"I used to have little gleams of memory sometimes," she said, "but they were gone again in a minute. I had one the first time I heard Jim sing 'Mandalay,' and for one second I think I almost remembered you, Beverly. Another time I almost remembered was when Mrs. Graham was reading a letter from Marjorie, in which she mentioned your name for the first time. I kept saying 'Randolph, Randolph' over and over to myself for a long time, but after the first minute the words didn't seem to mean anything to me. It wasn't till yesterday when I read that letter, and saw all your names together—Mother's and yours, and Uncle George's and then that part about going to Barbara's grave—that it all came back with a rush, and I was so frightened that I fainted."
Later in the day Undine—or Barbara, as I suppose we must call her now—had a long talk with her uncle. Dr. Randolph had insisted on Beverly's going out for a walk. The boy was utterly worn out from excitement and suspense, and his uncle feared he would be really ill if precautions were not taken. So he was sent off for a long tramp over the ranch with Mr.

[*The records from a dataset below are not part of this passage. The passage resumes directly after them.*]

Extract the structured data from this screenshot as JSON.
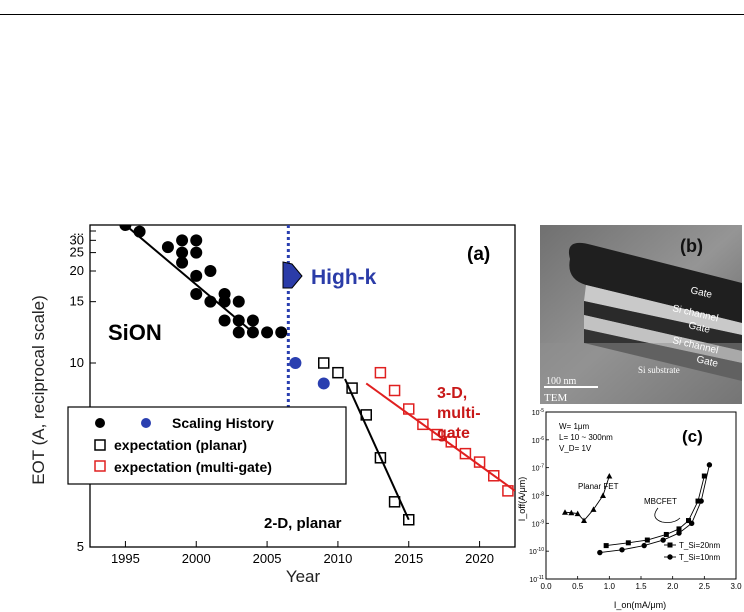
{
  "main_chart": {
    "ylabel": "EOT (A, reciprocal scale)",
    "xlabel": "Year",
    "panel_label": "(a)",
    "x_ticks": [
      1995,
      2000,
      2005,
      2010,
      2015,
      2020
    ],
    "y_ticks": [
      "5",
      "10",
      "15",
      "20",
      "25",
      "30",
      "..."
    ],
    "annotations": {
      "sion": "SiON",
      "highk": "High-k",
      "planar": "2-D, planar",
      "multigate_line1": "3-D,",
      "multigate_line2": "multi-",
      "multigate_line3": "gate"
    },
    "legend": {
      "scaling": "Scaling History",
      "planar": "expectation (planar)",
      "multigate": "expectation (multi-gate)"
    }
  },
  "chart_data": [
    {
      "type": "scatter",
      "xlabel": "Year",
      "ylabel": "EOT (A, reciprocal scale)",
      "xlim": [
        1992.5,
        2022.5
      ],
      "ylim": [
        5,
        40
      ],
      "y_scale": "reciprocal",
      "legend_position": "bottom-left",
      "colors": {
        "sion": "#000000",
        "highk": "#2a3fb0",
        "multigate": "#e02020",
        "highk_text": "#2b3ca8",
        "multigate_text": "#c81818"
      },
      "series": [
        {
          "name": "Scaling History",
          "marker": "filled-circle",
          "color": "#000000",
          "points": [
            [
              1995,
              40
            ],
            [
              1996,
              35
            ],
            [
              1998,
              27
            ],
            [
              1999,
              30
            ],
            [
              1999,
              25
            ],
            [
              2000,
              30
            ],
            [
              2000,
              25
            ],
            [
              1999,
              22
            ],
            [
              2000,
              19
            ],
            [
              2001,
              20
            ],
            [
              2000,
              16
            ],
            [
              2001,
              15
            ],
            [
              2002,
              16
            ],
            [
              2002,
              15
            ],
            [
              2003,
              15
            ],
            [
              2002,
              13
            ],
            [
              2003,
              13
            ],
            [
              2004,
              13
            ],
            [
              2003,
              12
            ],
            [
              2004,
              12
            ],
            [
              2005,
              12
            ],
            [
              2006,
              12
            ]
          ]
        },
        {
          "name": "Scaling History",
          "marker": "filled-circle",
          "color": "#2a3fb0",
          "points": [
            [
              2007,
              10
            ],
            [
              2009,
              9
            ]
          ]
        },
        {
          "name": "expectation (planar)",
          "marker": "open-square",
          "color": "#000000",
          "points": [
            [
              2009,
              10
            ],
            [
              2010,
              9.5
            ],
            [
              2011,
              8.8
            ],
            [
              2012,
              7.8
            ],
            [
              2013,
              6.6
            ],
            [
              2014,
              5.7
            ],
            [
              2015,
              5.4
            ]
          ]
        },
        {
          "name": "expectation (multi-gate)",
          "marker": "open-square",
          "color": "#e02020",
          "points": [
            [
              2013,
              9.5
            ],
            [
              2014,
              8.7
            ],
            [
              2015,
              8.0
            ],
            [
              2016,
              7.5
            ],
            [
              2017,
              7.2
            ],
            [
              2018,
              7.0
            ],
            [
              2019,
              6.7
            ],
            [
              2020,
              6.5
            ],
            [
              2021,
              6.2
            ],
            [
              2022,
              5.9
            ]
          ]
        }
      ],
      "trend_lines": [
        {
          "series": "Scaling History",
          "from": [
            1995,
            40
          ],
          "to": [
            2004,
            12
          ],
          "color": "#000000"
        },
        {
          "series": "expectation (planar)",
          "from": [
            2010.5,
            9.2
          ],
          "to": [
            2015,
            5.4
          ],
          "color": "#000000"
        },
        {
          "series": "expectation (multi-gate)",
          "from": [
            2012,
            9.0
          ],
          "to": [
            2022.5,
            5.9
          ],
          "color": "#e02020"
        }
      ],
      "vertical_marker": {
        "x": 2006.5,
        "style": "dotted",
        "color": "#2a3fb0"
      }
    },
    {
      "type": "line",
      "xlabel": "I_on(mA/μm)",
      "ylabel": "I_off(A/μm)",
      "xlim": [
        0.0,
        3.0
      ],
      "ylim_exponent": [
        -11,
        -5
      ],
      "y_scale": "log",
      "x_ticks": [
        "0.0",
        "0.5",
        "1.0",
        "1.5",
        "2.0",
        "2.5",
        "3.0"
      ],
      "y_tick_exponents": [
        -11,
        -10,
        -9,
        -8,
        -7,
        -6,
        -5
      ],
      "panel_label": "(c)",
      "conditions": [
        "W= 1μm",
        "L= 10 ~ 300nm",
        "V_D= 1V"
      ],
      "labels": {
        "planar": "Planar FET",
        "mbcfet": "MBCFET"
      },
      "series": [
        {
          "name": "Planar FET",
          "marker": "filled-triangle",
          "points": [
            [
              0.3,
              -8.6
            ],
            [
              0.4,
              -8.62
            ],
            [
              0.5,
              -8.65
            ],
            [
              0.6,
              -8.9
            ],
            [
              0.75,
              -8.5
            ],
            [
              0.9,
              -8.0
            ],
            [
              1.0,
              -7.3
            ]
          ]
        },
        {
          "name": "T_Si=20nm",
          "marker": "filled-square",
          "points": [
            [
              0.95,
              -9.8
            ],
            [
              1.3,
              -9.7
            ],
            [
              1.6,
              -9.6
            ],
            [
              1.9,
              -9.4
            ],
            [
              2.1,
              -9.2
            ],
            [
              2.25,
              -8.9
            ],
            [
              2.4,
              -8.2
            ],
            [
              2.5,
              -7.3
            ]
          ]
        },
        {
          "name": "T_Si=10nm",
          "marker": "filled-circle",
          "points": [
            [
              0.85,
              -10.05
            ],
            [
              1.2,
              -9.95
            ],
            [
              1.55,
              -9.8
            ],
            [
              1.85,
              -9.6
            ],
            [
              2.1,
              -9.35
            ],
            [
              2.3,
              -9.0
            ],
            [
              2.45,
              -8.2
            ],
            [
              2.58,
              -6.9
            ]
          ]
        }
      ],
      "legend": [
        "T_Si=20nm",
        "T_Si=10nm"
      ],
      "legend_position": "bottom-right"
    }
  ],
  "tem_image": {
    "panel_label": "(b)",
    "labels": [
      "Gate",
      "Si channel",
      "Gate",
      "Si channel",
      "Gate",
      "Si substrate"
    ],
    "scale_bar": "100 nm",
    "caption": "TEM"
  }
}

Graham, and the doctor sat down by his little niece's bedside, and tried to draw her thoughts away from painful memories, by talking of Marjorie, and of her own life on the ranch.
"They have all been so good to me here, Uncle George," Barbara said, the grateful tears starting to her eyes. "If you could have seen me when I first came! I am sure I looked like a tramp, and I was so miserable I didn't care much what became of me. I don't think many people would have believed my crazy story, but they took me right in without a word, and have treated me just as if I belonged to them ever since. Aren't Mrs. Graham and Miss Jessie lovely?"

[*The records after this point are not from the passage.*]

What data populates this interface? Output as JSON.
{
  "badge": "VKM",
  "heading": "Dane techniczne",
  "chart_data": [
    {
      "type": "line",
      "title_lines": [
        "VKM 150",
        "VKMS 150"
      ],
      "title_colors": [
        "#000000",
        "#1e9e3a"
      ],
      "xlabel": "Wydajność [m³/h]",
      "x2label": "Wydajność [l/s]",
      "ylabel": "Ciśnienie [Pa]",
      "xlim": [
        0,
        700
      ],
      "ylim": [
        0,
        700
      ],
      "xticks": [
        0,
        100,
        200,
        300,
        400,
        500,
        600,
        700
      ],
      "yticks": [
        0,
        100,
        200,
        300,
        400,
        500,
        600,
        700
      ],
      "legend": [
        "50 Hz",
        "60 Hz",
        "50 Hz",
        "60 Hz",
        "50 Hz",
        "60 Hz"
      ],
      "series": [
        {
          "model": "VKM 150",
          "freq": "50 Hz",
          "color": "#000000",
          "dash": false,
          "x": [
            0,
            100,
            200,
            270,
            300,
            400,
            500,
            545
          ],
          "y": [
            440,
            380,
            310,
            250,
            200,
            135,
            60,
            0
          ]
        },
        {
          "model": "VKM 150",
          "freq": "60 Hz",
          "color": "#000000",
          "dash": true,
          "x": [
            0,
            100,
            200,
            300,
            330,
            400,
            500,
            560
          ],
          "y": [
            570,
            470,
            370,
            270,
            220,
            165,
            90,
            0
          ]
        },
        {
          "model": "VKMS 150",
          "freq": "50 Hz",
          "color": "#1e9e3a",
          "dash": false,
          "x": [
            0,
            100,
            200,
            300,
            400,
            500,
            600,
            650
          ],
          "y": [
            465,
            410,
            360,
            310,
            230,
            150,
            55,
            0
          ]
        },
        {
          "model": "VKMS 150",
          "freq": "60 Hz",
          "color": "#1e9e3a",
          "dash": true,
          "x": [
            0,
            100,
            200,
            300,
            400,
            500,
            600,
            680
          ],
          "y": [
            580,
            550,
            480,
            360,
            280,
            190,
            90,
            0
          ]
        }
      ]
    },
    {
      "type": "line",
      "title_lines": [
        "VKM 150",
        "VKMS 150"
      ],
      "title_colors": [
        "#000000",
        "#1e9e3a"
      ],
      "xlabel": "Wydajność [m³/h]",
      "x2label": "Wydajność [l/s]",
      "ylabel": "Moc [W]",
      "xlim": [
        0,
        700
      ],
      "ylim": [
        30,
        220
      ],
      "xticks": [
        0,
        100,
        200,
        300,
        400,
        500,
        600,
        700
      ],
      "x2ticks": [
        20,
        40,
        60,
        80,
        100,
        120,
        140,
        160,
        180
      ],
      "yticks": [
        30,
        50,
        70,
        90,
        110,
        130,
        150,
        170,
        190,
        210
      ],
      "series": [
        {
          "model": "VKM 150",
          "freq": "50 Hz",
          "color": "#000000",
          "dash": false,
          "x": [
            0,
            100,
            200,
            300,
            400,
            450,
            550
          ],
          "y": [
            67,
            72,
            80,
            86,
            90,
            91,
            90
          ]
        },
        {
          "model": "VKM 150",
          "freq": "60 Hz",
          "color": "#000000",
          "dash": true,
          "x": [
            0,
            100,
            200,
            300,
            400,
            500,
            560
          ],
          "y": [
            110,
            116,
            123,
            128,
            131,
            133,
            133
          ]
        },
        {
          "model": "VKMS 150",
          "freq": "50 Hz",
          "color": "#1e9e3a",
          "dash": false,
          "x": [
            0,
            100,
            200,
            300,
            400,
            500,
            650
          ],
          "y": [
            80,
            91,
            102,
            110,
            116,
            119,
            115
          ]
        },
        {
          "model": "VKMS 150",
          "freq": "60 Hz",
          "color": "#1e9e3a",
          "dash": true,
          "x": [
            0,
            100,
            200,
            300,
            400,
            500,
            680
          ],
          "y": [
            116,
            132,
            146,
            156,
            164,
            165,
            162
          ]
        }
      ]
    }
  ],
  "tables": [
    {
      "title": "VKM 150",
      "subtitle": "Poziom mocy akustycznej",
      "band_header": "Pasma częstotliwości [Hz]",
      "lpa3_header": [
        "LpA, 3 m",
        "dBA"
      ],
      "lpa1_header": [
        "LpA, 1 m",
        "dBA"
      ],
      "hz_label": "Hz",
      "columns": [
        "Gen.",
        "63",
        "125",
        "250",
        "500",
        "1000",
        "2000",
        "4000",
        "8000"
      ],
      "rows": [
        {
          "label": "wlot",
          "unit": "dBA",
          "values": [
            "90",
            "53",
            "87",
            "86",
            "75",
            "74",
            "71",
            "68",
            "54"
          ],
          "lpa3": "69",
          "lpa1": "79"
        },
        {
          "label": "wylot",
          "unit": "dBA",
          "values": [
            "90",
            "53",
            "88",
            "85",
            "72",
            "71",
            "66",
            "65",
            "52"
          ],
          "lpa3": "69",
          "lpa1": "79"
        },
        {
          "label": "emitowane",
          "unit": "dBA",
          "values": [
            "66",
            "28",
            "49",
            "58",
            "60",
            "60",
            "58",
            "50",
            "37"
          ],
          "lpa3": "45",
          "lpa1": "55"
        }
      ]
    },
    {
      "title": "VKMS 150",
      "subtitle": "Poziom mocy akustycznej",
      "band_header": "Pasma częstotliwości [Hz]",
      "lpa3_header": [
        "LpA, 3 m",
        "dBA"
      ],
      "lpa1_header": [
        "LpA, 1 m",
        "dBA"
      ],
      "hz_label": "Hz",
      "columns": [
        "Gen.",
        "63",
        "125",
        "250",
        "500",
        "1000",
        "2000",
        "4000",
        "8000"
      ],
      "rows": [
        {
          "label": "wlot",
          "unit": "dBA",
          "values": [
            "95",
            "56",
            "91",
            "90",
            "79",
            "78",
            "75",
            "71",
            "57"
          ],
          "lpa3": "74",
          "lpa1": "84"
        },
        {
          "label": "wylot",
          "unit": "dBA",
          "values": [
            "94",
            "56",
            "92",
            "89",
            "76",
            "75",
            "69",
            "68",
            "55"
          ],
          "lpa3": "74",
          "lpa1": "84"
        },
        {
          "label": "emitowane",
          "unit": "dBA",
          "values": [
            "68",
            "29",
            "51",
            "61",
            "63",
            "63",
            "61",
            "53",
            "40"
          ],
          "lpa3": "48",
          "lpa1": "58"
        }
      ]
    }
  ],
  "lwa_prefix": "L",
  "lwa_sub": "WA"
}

"They are indeed," said the doctor, heartily. "We owe them a debt of gratitude that can never be repaid. Miss Graham has one of the sweetest faces I have ever seen. Has she been a cripple all her life?"
Barbara caught her breath as a sudden recollection flashed into her mind.
"Uncle George," she cried excitedly, "aren't you a great surgeon?"
"I am a surgeon certainly," said her uncle, smiling, "but I don't know just what you would call a great one; why do you want to know?"
"Because," said Barbara, clasping her hands, and regarding the doctor with shining eyes, "now Marjorie can have her wish—the thing she wants more than anything else in the world, and that she and I have been praying for all winter."
And in a few rapid words she told the story of Miss Graham's accident, and of Marjorie's hopes.